O Zen Budismo no Japão não é o mesmo de quando veio da China, diz o monge Ryushô.
No Brasil, cada professor do Dharma tem adaptado seu método de ensino de acordo com o seu espaço e seus alunos praticantes.
"Mesmo no Japão, cada templo também tem as suas particularidades, e acredito que diferenças sempre irão existir".
Mas o ensinamento é o mesmo.
Monge Ryushô teve contato com o budismo quando pequeno. O interesse pela cultura herdada do lado materno da família o aproximou de um monge japonês, em São Paulo.
"Comecei a frequentar o templo regularmente.

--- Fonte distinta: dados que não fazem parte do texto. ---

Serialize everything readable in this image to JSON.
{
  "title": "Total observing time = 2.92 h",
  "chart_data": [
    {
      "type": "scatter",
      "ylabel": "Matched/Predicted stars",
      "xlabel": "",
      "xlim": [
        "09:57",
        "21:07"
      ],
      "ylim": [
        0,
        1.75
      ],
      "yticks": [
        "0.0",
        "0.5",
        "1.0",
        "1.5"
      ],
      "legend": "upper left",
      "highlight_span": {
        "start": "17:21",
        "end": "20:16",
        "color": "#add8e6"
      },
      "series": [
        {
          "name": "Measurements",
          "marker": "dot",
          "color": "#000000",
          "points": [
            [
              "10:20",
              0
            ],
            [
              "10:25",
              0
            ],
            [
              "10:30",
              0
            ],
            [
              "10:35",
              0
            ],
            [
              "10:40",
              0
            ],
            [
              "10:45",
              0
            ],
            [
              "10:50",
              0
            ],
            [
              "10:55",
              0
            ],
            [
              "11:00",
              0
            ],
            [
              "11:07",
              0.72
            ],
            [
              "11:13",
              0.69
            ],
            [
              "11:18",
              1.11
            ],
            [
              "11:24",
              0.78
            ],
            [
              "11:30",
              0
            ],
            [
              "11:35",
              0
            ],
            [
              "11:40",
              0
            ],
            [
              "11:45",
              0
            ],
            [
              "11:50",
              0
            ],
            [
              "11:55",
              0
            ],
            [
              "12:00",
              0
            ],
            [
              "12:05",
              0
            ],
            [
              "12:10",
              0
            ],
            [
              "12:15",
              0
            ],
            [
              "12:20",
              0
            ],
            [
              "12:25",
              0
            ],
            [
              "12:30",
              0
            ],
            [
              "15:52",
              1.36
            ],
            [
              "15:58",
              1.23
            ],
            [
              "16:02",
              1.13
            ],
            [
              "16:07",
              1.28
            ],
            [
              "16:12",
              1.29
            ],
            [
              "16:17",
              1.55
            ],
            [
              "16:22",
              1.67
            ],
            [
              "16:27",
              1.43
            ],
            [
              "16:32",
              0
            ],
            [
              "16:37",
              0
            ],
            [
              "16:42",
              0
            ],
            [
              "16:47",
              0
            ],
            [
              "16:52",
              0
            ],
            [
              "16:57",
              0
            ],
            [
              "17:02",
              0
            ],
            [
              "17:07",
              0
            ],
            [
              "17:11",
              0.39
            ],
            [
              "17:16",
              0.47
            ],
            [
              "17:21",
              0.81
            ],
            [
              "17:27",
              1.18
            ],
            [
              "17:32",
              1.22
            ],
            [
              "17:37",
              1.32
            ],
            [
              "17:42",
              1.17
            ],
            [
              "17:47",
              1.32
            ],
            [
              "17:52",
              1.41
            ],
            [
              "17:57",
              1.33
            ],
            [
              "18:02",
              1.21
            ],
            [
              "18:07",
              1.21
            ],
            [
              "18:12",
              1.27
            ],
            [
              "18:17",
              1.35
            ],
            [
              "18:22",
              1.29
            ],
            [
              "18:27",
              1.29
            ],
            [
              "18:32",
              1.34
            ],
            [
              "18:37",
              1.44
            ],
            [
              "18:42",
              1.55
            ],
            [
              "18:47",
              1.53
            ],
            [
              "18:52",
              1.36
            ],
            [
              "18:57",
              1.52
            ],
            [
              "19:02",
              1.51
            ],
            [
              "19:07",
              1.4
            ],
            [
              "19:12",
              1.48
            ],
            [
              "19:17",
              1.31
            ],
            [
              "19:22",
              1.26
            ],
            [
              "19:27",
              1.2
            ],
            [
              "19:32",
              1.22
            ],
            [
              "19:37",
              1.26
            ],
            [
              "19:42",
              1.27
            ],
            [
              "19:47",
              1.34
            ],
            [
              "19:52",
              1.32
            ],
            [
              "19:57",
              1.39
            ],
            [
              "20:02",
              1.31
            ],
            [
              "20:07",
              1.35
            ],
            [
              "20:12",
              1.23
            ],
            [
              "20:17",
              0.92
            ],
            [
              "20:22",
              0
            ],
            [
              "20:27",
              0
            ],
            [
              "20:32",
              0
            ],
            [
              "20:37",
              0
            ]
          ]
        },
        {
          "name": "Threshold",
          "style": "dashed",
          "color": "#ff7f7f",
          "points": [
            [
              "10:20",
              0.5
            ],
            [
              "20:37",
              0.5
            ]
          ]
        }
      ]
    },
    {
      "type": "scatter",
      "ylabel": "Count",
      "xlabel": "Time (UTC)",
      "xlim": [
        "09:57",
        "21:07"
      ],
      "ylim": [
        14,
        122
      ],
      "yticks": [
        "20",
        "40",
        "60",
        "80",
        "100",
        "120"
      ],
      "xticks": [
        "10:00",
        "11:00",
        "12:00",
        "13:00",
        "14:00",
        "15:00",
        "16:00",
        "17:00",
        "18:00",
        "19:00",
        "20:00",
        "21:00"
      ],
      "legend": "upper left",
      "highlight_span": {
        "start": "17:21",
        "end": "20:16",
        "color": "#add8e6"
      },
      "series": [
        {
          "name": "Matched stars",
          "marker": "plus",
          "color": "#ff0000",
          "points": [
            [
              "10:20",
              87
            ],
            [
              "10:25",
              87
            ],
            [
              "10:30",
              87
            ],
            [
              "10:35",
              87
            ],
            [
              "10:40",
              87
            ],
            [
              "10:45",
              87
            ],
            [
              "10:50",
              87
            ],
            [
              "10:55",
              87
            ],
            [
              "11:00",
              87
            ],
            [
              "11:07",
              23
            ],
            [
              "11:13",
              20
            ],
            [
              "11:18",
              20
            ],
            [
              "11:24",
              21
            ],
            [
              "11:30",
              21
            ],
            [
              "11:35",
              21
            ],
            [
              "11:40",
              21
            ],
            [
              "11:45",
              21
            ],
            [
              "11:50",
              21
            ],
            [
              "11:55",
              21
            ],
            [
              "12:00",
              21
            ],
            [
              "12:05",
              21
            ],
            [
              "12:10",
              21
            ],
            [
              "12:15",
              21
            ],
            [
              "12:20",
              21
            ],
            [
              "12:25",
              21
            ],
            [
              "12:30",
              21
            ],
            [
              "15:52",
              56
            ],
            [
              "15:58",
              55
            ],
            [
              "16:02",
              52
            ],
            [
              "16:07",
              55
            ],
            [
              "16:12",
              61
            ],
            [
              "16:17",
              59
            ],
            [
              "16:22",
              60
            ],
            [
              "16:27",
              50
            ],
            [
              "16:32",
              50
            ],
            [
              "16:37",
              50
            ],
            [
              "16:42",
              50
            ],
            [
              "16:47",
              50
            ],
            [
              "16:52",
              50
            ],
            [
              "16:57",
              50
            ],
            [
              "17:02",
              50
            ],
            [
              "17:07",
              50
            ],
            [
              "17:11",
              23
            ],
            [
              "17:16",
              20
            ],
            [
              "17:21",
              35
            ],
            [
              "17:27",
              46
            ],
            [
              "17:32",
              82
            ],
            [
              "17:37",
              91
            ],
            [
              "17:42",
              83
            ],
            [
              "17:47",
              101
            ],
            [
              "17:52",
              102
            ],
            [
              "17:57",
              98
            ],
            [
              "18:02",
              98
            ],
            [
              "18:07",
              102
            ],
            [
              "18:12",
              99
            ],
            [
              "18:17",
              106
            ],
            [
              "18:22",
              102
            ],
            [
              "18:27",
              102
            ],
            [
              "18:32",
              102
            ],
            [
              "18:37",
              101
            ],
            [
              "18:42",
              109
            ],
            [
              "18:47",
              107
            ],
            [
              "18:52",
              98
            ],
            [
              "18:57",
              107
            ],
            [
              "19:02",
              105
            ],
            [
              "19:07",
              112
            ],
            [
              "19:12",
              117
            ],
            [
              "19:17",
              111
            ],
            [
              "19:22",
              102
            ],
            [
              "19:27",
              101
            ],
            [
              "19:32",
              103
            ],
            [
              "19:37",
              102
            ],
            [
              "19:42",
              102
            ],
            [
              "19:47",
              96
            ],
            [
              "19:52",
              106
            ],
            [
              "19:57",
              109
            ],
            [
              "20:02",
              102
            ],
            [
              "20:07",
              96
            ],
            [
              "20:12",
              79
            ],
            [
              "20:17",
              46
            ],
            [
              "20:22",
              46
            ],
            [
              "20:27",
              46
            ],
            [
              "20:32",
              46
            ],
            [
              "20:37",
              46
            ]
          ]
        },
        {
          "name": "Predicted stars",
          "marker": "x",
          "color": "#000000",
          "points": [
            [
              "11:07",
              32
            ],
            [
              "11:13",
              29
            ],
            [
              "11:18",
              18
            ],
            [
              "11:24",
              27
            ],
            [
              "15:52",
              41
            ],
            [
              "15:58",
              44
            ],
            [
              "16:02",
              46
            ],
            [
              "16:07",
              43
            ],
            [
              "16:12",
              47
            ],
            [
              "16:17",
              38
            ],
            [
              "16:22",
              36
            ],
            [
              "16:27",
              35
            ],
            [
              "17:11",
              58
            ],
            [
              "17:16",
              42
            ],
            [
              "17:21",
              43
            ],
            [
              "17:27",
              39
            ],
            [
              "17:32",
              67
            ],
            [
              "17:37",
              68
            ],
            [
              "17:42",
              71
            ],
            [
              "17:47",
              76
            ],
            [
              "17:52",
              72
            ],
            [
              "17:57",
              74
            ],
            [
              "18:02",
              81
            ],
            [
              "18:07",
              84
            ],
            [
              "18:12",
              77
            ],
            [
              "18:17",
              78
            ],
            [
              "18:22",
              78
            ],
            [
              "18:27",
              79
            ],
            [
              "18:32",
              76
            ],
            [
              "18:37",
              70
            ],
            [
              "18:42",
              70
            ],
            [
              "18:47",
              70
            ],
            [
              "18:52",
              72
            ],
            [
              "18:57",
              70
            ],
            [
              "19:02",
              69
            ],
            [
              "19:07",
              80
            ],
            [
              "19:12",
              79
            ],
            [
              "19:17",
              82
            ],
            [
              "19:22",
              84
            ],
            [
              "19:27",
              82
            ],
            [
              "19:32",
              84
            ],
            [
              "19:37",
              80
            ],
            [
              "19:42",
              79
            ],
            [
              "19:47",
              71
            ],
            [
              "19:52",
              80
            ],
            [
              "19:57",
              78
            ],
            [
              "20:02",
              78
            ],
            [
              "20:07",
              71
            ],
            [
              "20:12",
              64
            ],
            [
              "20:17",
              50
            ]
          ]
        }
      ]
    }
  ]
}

Quando vi, já estava preparando meu rakusu".
Esse é o manto de Buda, costurado com retalhos de tecido pelo aluno, significando que ele deu um passo no caminho do Dharma.
Recebeu um nome búdico que reúne os ideogramas "ryu", de prosperidade e nobreza, e "shô", que significa auspicioso, regozijo.
Já como monge, veio ao Japão para o treinamento. Os primeiros anos são difíceis para os estrangeiros, principalmente aos não habituados com a língua japonesa, a nostalgia do lar e horários.
"O treinamento nos mosteiros não é um mar de rosas como muitos pensam. Há muito trabalho e pouco tempo para instruções. Por isso, cada função é atribuída de acordo com sua capacidade de desempenho. Um estrangeiro que não domina o idioma não poderá ficar na recepção atendendo o telefone, por exemplo", explica.
Durante esse período, os monges recebem formação para uma atuação social, com aulas sobre direitos humanos, preconceito e discriminação.
A Ordem Soto é signatária da agenda mundial dos ODS (Objetivos de Desenvolvimento Sustentável) promovida pela ONU, composta por 17 objetivos e 169 metas a serem atingidas até 2030.
"Nós estamos o tempo todo trabalhando para construir uma sociedade que cultive a paz, sem discriminação, com menos violência e que zele pelo bem-estar do próximo."
Segundo o monge Ryushô, o ser humano está vivendo e sofrendo por aquilo que ainda está por vir.
"Ele se esquece que tem muitas fases na vida. O budismo nos ensina a viver o presente, a respirar conscientemente e perceber o que está acontecendo com nós mesmos. Ao reconhecer nossas inquietações, podemos usá-las para o bem do outro."
Difícil é fugir de algumas inquietações, como pelo que passa a mais de 18 mil quilômetros de distância.
"Em meio a uma pandemia, vemos muitos problemas voltarem. As pessoas no Brasil estão morrendo de fome", lamenta o monge Shôei.
"Não vivemos sozinhos e nossas vidas são sempre cheias de encontros e desencontros. Devemos viver em um estado de atenção ao momento atual", completa o monge abade Ryushô.